Abd al-Rahman called attention to the situation to the third detainee, who replied he was imagining things. Ten minutes later the soldiers arrested two other Palestinians. One of them, Zayed Muhammed, recalled that he also hadn’t initially noticed As’ad because it was dark and he was seated far away. Muhammed said he only noticed As’ad after the soldiers left, and he was lying on his stomach. The two witnesses said all the detainees were seated on the ground, but only As’ad was handcuffed.

Abd al-Rahman reported that at one point, one of the soldiers sat down near As’ad and pulled a piece of fabric over his face. He then heard the soldier cutting something that he later understood was a plastic handcuff. He then saw three soldiers whispering to each other before exiting and leaving a fourth who trained his weapon in the direction of the detainees.

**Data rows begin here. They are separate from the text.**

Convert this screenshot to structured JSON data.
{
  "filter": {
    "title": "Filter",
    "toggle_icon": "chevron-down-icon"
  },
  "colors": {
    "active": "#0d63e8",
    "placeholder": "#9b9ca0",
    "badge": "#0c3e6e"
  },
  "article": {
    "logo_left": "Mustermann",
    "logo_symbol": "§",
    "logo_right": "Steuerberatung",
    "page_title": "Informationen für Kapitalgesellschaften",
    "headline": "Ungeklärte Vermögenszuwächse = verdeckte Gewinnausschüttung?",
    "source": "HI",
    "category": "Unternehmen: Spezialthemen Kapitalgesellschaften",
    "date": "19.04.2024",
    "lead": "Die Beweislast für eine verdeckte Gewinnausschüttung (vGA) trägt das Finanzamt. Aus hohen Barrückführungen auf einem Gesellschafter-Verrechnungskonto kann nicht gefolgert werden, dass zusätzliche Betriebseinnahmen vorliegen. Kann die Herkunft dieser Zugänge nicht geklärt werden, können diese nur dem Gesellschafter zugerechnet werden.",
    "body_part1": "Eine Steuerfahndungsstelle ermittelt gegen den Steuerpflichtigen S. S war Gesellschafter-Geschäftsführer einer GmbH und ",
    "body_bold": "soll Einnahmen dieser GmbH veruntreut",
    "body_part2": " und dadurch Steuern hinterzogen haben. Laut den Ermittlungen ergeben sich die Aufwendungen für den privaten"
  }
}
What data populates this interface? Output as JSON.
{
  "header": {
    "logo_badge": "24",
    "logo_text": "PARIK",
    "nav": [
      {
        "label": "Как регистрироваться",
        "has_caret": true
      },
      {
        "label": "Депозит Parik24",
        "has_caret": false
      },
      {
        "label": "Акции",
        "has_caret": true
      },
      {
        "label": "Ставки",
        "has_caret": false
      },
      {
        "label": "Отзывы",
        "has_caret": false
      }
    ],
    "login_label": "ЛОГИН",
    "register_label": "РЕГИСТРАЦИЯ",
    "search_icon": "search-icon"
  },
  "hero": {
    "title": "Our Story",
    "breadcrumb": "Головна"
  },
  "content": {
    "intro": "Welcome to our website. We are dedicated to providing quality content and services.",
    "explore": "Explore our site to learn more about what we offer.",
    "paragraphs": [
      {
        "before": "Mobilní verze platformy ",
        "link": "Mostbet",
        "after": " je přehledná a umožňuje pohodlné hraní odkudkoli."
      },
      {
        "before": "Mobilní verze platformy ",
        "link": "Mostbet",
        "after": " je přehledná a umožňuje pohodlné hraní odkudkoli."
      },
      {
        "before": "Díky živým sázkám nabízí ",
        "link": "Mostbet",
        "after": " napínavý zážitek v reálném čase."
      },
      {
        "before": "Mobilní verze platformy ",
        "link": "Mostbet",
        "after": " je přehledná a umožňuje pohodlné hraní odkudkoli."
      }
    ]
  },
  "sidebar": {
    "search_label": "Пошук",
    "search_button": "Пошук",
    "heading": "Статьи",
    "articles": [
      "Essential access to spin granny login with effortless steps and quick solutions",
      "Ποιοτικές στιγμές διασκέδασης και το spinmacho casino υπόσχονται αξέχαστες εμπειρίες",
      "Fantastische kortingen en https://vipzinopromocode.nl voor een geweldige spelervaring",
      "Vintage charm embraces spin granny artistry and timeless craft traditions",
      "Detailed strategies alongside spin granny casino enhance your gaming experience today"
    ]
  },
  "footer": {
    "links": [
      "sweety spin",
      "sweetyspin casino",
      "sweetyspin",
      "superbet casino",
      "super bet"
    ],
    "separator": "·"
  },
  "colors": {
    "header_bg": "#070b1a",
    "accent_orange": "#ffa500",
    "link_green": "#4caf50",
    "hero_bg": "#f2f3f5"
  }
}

Mourners attend the funeral of Palestinian-American Omar Abdalmajeed As'ad, 80, who was found dead after being detained and handcuffed during an Israeli raid, in Jiljilya village in the West Bank, thiCredit: MOHAMAD TOROKMAN/ REUTERS

After 4 A.M., when the soldiers left on foot, the detainees started searching for their ID cards and keys, locating them on the roof of As’ad’s car.

“When I got up, I removed the cover over Omar’s face and then realized who it was. I checked to see if he had pulse in his wrist and then in his neck and found nothing. There was still one plastic handcuff left on his wrist,” Abd al-Rahman recalled. The Palestinians alerted a doctor from a nearby clinic.

The doctor, Dr. Islam Abu Zaher, said one of the detainees appeared in the clinic at 4:09 A.M. and asked him to come quickly to the courtyard, as there was a man there who was probably dead.

The doctor arrived there about a minute later. He said that he found As’ad lying on his stomach with one plastic handcuff still attached to his wrist.

“His face was very blue, with no signs of life, and I estimate it had been at least 15 minutes since he had stopped taking in oxygen,” Abu Zaher said, noting that it was very cold outside that night.

“It didn’t appear that anyone had tried to help him, tried to resuscitate him or give him any medical attention,” Abu Zaher said. After trying unsuccessfully to resuscitate As’ad, he moved the man to the clinic, where he was declared dead. As’ad’s body was taken to Ramallah Hospital for an autopsy.

Although the Israeli army is now conducting an investigation into As’ad’s death, neither Muhammed nor Abd al-Rahman has been questioned. One of them told Haaretz that investigators had approached a friend of his who was also detained that night to make a statement.

As’ad returned to his native West Bank village 11 years ago after living in the United States for many years. He refused to visit the U.S. for fear he wouldn’t be allowed to return because he didn’t have a Palestinian identity card. His family received word this week that Israel had approved legal status for him and his wife.

Amer, As’ad’s brother, told Haaretz that his family was demanding his death be investigated. “We want an investigation undertaken in accordance with the law. We want the officer in charge put on trial,” said Amer, who lives in the United States and happened to arrive in the West Bank for a visit a day before his brother died.